I performed a comprehensive data analysis of the best-selling books dataset (a dataset from Kaggle) to extract meaningful insights and inform data-driven decisions. Sharing insights derived from the data analysis:
Tools used:
- Jupyter Notebook (Code and Markdown)
- Draw.io (To create flowchart)
- Data cleaning: Performed data cleaning, handling missing values, and addressing data anomalies to prepare the dataset for analysis.
- Exploratory Data Analysis (EDA):
- Performed preliminary data analysis to discover valuable information regarding book sales patterns.
- Used data visualization methods to identify essential attributes, including book title, author, genre, publication year, and metrics related to sales.
- Top-selling authors : Identified the authors with the highest number of best-selling books. J.K.Rowling emerged as the top-selling author with 500 million sales of his books.
- Top-selling books: Identified the books with the most extensive record of best-sellers. "A Tale of Two Cities" stood out as the top performer, boasting 200 million in sales.
- Genre Analysis: Determined which genre performs better in terms of sales. The Fantasy genre outperforms other genres in terms of sales.
- Sales distribution by language: Investigated the distribution of sales in percentage by language. The books categorized under the English language consistently achieve the highest sales figures.
- Sales Analysis: Explored the metrics related to sales, such as total sales by book and genre.
- Correlation Analysis: Examined correlations between Sales and Year. The approximate sales range falls between 22 and 50 million units. Sales remained consistently high from 1950 to 2000.
- Visualization: Used data visualization techniques, such as bar charts, histograms, scatter plots, and pie charts, to present findings effectively.
I used the following Python functions and features for data analysis:
- Pandas: For data manipulation and cleaning. The key functions include
read_csv
(for loading the dataset),head
(for viewing the first few rows), and functions for filtering, aggregating, and transforming data. - NumPy: For calculations and statistical analysis of the data.
- Matplotlib and Seaborn: For data visualization. Created various types of plots, such as bar charts, histograms, scatter plots, pie charts, and line charts to visualize trends and patterns in the data.
- Regular Expressions (re module): For removing multiple random characters from book titles.
- Apply Functions (Pandas): For applying custom functions to the Book column.

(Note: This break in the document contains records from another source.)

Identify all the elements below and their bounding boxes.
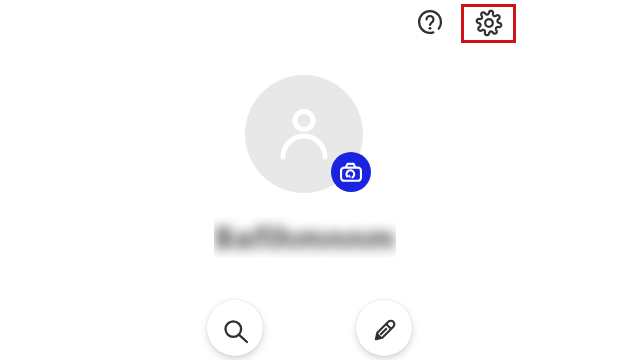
button[interactable]: Edit <box>356 300 412 356</box>
button[interactable]: Help <box>414 6 446 38</box>
button[interactable]: Search <box>207 300 263 356</box>
button[interactable]: Profile photo <box>245 75 363 193</box>
button[interactable]: Settings <box>461 4 516 43</box>
staticText: Bafihmnnm <box>214 217 396 258</box>
button[interactable]: Change profile photo <box>331 152 371 192</box>
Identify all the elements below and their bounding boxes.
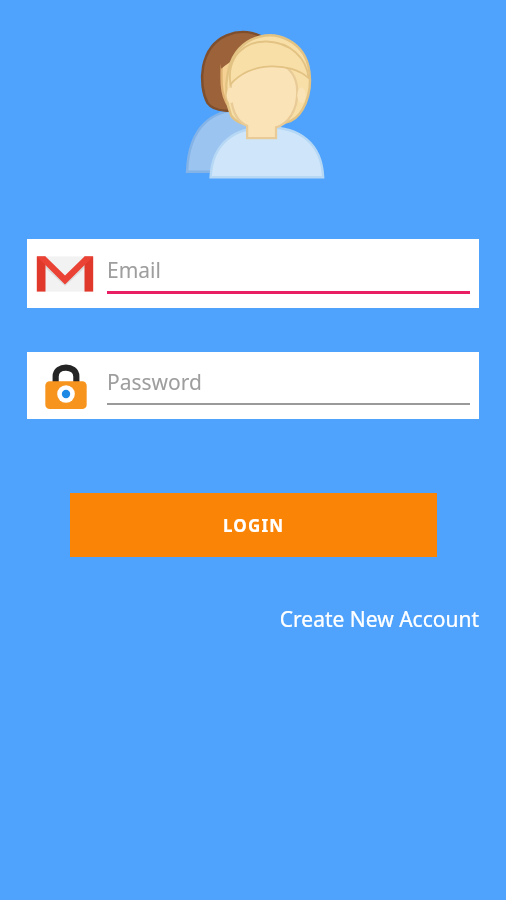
staticText: Email xyxy=(107,256,161,285)
button[interactable]: Gmail xyxy=(27,239,479,308)
button[interactable]: LOGIN xyxy=(70,493,437,557)
other: Gmail xyxy=(35,254,95,294)
staticText: Create New Account xyxy=(279,605,479,634)
other: Password lock xyxy=(44,362,88,410)
other: User avatar xyxy=(181,22,333,178)
staticText: LOGIN xyxy=(223,514,285,537)
staticText: Password xyxy=(107,368,202,397)
button[interactable]: Password lock xyxy=(27,352,479,419)
button[interactable]: Create New Account xyxy=(236,600,479,638)
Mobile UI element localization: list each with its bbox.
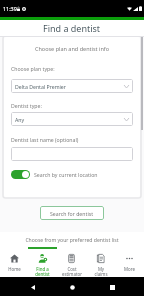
staticText: Choose from your preferred dentist list [25, 237, 119, 244]
button[interactable]: More [115, 247, 144, 277]
button[interactable]: Delta Dental Premier [11, 79, 133, 93]
staticText: Choose plan type: [11, 65, 55, 72]
staticText: Cost estimator [62, 266, 82, 277]
staticText: 11:39 [3, 5, 17, 12]
button[interactable]: Choose from your preferred dentist list [0, 232, 144, 248]
staticText: Find a dentist [43, 22, 101, 34]
button[interactable]: My claims [86, 247, 115, 277]
button[interactable]: Cost estimator [57, 247, 86, 277]
button[interactable]: Search for dentist [40, 206, 104, 220]
button[interactable] [11, 147, 133, 161]
staticText: Find a dentist [35, 266, 50, 277]
staticText: Dentist last name (optional) [11, 136, 79, 143]
staticText: Delta Dental Premier [15, 83, 66, 90]
button[interactable]: Search by current location [11, 170, 98, 179]
staticText: Dentist type: [11, 102, 42, 109]
button[interactable]: Home [65, 280, 79, 294]
button[interactable]: Back [26, 280, 40, 294]
button[interactable]: Home [0, 247, 28, 277]
staticText: Any [15, 116, 25, 123]
staticText: Search for dentist [50, 210, 94, 217]
staticText: Search by current location [34, 171, 98, 178]
staticText: My claims [94, 266, 108, 277]
button[interactable]: Recents [105, 280, 119, 294]
staticText: Home [8, 266, 21, 272]
button[interactable]: Any [11, 112, 133, 126]
staticText: Choose plan and dentist info [4, 45, 140, 52]
staticText: More [124, 266, 135, 272]
button[interactable]: Find a dentist [28, 247, 57, 277]
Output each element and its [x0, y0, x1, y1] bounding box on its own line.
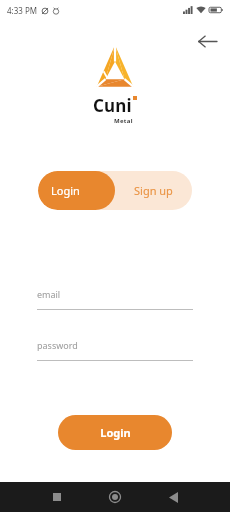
button[interactable]: Back	[192, 26, 222, 56]
button[interactable]: Login	[38, 171, 115, 210]
button[interactable]: Home	[102, 484, 128, 510]
button[interactable]: Sign up	[115, 171, 192, 210]
staticText: email	[37, 288, 61, 300]
staticText: password	[37, 339, 78, 351]
button[interactable]: Login	[58, 415, 172, 450]
button[interactable]: password	[37, 339, 193, 361]
button[interactable]: Recent apps	[44, 484, 70, 510]
staticText: Cuni	[93, 94, 132, 117]
button[interactable]: Back	[160, 484, 186, 510]
staticText: 4:33 PM	[7, 5, 38, 16]
staticText: Metal	[114, 117, 133, 125]
staticText: Login	[51, 183, 80, 198]
staticText: Login	[100, 425, 131, 440]
button[interactable]: email	[37, 288, 193, 310]
staticText: Sign up	[134, 183, 173, 198]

- GroupBy (Pandas): For aggregating and summarizing data, such as finding the total sales per genre or author.
I used technical writing principles to document data analysis steps and explain the project workflow.
- Code documentation: Explained the Python code so that others can reproduce and use the code when creating a data-analysis project. I included comments at relevant points within the code to clarify the rationale behind the logic.